1) Use of scripture: I think you might do well to consider more carefully how quickly you move from the plain meaning of a text in the bible to an application in a present-day context. Certainly there are clear parallels between Graeco-Roman society and our present social context with respect to thoughts on gender and sex. But I actually think we're quite a ways different in respect to the place of the family in the midst of social ethics. If anything, I think we've taken the relativistic of the family to a profound extreme. On the whole, I think most of the people living in urban centers as we are are geographically distant from their family, and their day to day moral decisions rely on an atomistic view of themselves as an isolated moral agent than one which is overly enmeshed in the concept of 'family'. The emphasis on family in many conservative Christian circles is certainly out of place and lumped in with other strange and sometimes tragic commitments, but I'm not sure that a conception of a healthy society which begins by relativistic the family is a coherent one. I think that broader contour of Jesus' words in the gospels might be better seen as expanding one's view beyond the family rather than merely relativising it. I'd love to hear more from you on this.

2) You get a bit close to the 'citizen of the world' language that is often so unhelpful for ecological reflection and I actually tend to think that an emphasis on the family unit would be a useful emphasis for environmental philosophy (I think Wendell Berry would agree with me on this one). Again, it isn't a matter of relativising the notion of family, but extending it beyond purely genetic relations.
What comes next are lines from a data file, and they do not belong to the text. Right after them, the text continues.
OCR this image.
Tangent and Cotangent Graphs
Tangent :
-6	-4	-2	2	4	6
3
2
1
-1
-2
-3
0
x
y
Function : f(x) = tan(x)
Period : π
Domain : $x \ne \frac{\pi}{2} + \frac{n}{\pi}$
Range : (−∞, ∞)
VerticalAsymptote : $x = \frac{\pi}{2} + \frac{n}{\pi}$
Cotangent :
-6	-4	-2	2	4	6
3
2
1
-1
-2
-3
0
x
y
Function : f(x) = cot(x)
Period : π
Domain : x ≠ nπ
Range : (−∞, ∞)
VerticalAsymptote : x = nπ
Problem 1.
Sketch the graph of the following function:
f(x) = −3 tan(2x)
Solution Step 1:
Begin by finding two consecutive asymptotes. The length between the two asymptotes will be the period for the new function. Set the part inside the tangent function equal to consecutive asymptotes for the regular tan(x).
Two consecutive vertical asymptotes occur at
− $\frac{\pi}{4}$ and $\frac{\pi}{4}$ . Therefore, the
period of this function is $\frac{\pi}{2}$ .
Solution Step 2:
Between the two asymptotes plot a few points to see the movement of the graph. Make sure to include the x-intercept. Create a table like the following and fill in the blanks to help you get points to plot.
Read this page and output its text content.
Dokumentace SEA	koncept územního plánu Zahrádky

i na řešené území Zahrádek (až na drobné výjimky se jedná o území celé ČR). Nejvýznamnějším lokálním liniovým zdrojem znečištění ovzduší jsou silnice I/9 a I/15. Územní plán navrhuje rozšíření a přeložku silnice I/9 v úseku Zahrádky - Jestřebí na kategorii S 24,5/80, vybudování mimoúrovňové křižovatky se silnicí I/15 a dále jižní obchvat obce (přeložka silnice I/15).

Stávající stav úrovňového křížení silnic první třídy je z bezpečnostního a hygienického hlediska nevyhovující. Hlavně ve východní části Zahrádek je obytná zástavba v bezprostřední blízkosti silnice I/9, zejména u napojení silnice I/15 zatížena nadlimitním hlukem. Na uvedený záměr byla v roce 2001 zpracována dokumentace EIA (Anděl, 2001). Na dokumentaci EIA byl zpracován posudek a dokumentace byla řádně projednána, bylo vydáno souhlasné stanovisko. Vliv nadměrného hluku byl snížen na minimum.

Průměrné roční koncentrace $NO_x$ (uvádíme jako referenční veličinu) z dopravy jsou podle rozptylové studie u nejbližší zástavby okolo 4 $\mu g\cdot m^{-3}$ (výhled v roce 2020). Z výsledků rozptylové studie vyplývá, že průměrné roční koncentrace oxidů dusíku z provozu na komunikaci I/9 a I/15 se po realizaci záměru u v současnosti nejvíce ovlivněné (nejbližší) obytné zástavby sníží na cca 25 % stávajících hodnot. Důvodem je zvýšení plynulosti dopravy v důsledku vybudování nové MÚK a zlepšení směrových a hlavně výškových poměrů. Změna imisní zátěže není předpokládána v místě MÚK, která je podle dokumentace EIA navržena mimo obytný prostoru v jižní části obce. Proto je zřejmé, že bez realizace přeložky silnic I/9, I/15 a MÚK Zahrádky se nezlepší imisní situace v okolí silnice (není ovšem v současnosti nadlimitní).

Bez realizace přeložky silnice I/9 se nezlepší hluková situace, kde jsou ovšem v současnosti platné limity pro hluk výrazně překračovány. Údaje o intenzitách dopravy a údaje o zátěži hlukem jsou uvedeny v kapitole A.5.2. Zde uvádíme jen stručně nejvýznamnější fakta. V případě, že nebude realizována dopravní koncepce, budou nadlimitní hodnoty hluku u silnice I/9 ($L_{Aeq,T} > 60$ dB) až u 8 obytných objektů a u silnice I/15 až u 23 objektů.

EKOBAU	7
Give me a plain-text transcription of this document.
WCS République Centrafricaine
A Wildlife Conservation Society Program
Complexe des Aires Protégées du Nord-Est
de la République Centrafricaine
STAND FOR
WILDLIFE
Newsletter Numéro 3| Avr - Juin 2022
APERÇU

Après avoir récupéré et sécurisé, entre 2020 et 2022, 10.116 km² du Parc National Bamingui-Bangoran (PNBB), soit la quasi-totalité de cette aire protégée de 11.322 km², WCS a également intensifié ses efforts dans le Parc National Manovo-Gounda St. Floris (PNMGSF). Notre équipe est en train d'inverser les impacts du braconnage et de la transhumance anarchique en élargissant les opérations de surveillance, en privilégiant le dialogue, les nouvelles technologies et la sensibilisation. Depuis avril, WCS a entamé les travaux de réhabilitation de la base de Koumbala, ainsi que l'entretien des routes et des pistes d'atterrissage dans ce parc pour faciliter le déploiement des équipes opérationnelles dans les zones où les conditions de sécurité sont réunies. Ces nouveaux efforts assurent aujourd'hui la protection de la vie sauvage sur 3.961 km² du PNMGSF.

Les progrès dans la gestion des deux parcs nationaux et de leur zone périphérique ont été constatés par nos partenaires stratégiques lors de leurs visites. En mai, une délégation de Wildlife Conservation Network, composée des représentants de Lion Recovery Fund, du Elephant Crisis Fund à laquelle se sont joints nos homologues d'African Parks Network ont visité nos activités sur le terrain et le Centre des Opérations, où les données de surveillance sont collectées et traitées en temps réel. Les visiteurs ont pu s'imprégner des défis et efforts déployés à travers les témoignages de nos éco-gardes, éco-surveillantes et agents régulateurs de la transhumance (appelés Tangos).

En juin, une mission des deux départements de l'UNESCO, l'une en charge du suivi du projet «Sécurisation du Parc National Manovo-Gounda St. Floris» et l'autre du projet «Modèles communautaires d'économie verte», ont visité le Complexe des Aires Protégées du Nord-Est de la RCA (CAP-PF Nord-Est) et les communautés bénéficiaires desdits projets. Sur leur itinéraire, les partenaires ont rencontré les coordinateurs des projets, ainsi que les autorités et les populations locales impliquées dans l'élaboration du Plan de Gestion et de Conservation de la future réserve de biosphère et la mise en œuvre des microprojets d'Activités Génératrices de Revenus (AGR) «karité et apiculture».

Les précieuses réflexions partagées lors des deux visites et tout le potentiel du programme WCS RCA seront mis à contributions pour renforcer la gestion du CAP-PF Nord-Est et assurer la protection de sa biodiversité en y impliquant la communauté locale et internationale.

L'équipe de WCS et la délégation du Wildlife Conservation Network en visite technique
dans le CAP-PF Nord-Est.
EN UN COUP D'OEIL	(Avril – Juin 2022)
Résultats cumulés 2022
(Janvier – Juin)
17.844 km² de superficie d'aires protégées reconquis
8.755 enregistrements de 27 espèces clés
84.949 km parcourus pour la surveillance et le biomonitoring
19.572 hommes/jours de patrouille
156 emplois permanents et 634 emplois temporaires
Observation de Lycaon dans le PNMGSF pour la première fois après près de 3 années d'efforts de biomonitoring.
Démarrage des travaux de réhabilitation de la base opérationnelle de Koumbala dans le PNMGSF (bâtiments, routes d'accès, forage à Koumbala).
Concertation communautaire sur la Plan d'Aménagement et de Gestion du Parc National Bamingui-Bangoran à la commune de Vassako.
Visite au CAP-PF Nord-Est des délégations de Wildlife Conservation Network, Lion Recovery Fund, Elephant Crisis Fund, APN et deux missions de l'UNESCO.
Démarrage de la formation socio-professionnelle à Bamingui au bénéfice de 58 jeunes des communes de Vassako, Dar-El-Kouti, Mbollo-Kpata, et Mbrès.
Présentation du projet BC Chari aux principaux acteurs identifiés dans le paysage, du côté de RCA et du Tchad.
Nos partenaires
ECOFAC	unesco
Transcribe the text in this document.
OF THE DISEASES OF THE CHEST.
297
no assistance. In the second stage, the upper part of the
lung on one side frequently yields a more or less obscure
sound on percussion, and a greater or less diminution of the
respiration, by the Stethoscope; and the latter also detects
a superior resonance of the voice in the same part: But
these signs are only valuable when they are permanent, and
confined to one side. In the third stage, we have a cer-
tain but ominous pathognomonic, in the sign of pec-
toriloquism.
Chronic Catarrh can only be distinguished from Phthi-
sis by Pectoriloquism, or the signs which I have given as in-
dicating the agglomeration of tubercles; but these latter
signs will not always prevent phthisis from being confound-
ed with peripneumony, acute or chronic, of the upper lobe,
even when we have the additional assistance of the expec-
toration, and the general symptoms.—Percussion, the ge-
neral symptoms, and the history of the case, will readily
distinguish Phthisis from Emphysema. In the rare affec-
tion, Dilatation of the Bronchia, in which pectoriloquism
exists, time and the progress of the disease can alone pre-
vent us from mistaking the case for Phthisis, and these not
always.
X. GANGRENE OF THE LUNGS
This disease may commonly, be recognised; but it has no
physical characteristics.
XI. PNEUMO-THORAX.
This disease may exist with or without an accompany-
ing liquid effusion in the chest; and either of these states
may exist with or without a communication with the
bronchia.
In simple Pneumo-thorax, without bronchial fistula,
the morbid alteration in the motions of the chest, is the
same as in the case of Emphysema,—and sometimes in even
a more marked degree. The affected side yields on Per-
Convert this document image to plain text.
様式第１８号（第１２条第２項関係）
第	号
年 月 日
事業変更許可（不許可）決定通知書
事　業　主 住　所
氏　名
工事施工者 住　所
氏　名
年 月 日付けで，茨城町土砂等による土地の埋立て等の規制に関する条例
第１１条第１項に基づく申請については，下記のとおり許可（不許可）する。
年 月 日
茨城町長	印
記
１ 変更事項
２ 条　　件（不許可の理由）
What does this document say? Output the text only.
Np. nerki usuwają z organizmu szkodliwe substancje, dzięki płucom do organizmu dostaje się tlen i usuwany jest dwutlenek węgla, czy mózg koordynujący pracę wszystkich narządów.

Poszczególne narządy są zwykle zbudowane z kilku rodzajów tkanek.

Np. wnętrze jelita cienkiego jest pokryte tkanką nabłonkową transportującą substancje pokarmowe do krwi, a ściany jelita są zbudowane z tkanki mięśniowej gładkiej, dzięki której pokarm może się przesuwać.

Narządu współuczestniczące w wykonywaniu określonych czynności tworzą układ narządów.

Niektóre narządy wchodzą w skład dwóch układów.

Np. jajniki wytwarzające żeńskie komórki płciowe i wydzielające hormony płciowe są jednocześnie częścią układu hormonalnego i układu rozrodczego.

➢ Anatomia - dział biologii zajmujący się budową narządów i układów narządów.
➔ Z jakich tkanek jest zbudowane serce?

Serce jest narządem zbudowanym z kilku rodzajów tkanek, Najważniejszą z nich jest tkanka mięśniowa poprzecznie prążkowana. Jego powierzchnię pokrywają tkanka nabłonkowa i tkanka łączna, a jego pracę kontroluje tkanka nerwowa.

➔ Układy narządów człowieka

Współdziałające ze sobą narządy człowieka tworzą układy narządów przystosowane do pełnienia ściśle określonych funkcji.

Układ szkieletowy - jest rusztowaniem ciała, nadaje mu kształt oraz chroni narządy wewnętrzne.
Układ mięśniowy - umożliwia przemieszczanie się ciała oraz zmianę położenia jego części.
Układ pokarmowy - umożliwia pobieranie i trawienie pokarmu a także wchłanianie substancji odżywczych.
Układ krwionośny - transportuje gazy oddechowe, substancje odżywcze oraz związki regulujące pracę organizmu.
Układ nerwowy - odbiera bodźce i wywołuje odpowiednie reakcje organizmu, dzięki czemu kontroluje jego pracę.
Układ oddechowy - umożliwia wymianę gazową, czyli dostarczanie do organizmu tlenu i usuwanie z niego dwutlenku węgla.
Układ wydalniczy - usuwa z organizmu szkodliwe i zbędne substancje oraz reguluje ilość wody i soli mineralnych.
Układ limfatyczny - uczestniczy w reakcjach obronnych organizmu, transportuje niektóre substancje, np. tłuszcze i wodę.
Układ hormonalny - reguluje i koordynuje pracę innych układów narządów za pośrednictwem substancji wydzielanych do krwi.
But such an extension (where perhaps we invite the man down the street who lives alone with schizophrenia to become part of our family) relies on an especially robust notion of family, and on a psychological level, expanding one's pool of neighborliness in my experience requires similarly robust and healthy family relationships (excepting the monastic context and perhaps not even then).

I'd love to hear more from you, and would also be happy to chat about some of your exegesis - though I'd have to be a bit more study myself before I'd be prepared to approach those texts in particular...

Jeremy Kidwell said...

I've just read the bit by Barth, and your post again, and I think I may have over-expressed my disagreement with your original post. I stand by my discomfort of your fairly quick use of some rather complex biblical passages and might revise my reservation. Why ditch the 'family' (as even the notion of God's being - the trinity relies on this social construction) or even 'family values' and not instead re-deploy the concept. As Barth observes, the man's objection in Lk. 14:20 seems to rely on a commodification of his family - they are obligations upon him and not loving relations to which he submits. I do still wonder if (at least in the small passage quoted) Barth's emphasis on 'leaving' gets at a 20th century missiology that I'm rather glad we've left behind. Mission isn't after all only defined by leaving - but also by arriving and loving a particular place and its proximate people in submission to both.

byron smith said...

Jeremy - I'm happy to discuss this further and quite open to the accusation of some overly hasty exegesis. It may help if I come clean about the origin of this post as a slightly modified version of a comment in another discussion where I was attempting to engage a spokesperson for a new-ish Australian political party called Family First, which sometimes portrays itself as a "Christian" party (a number of its founders, candidates and leaders have been ordained clergy), but which then seems content to more or less identify Christianity with "family values".

Taking a comment on another thread and turning it into a post was a lazy option I indulged in for the sake of having a few posts scheduled to go up while I was recently away. Looking back on a few of them, they may have been a little sloppy.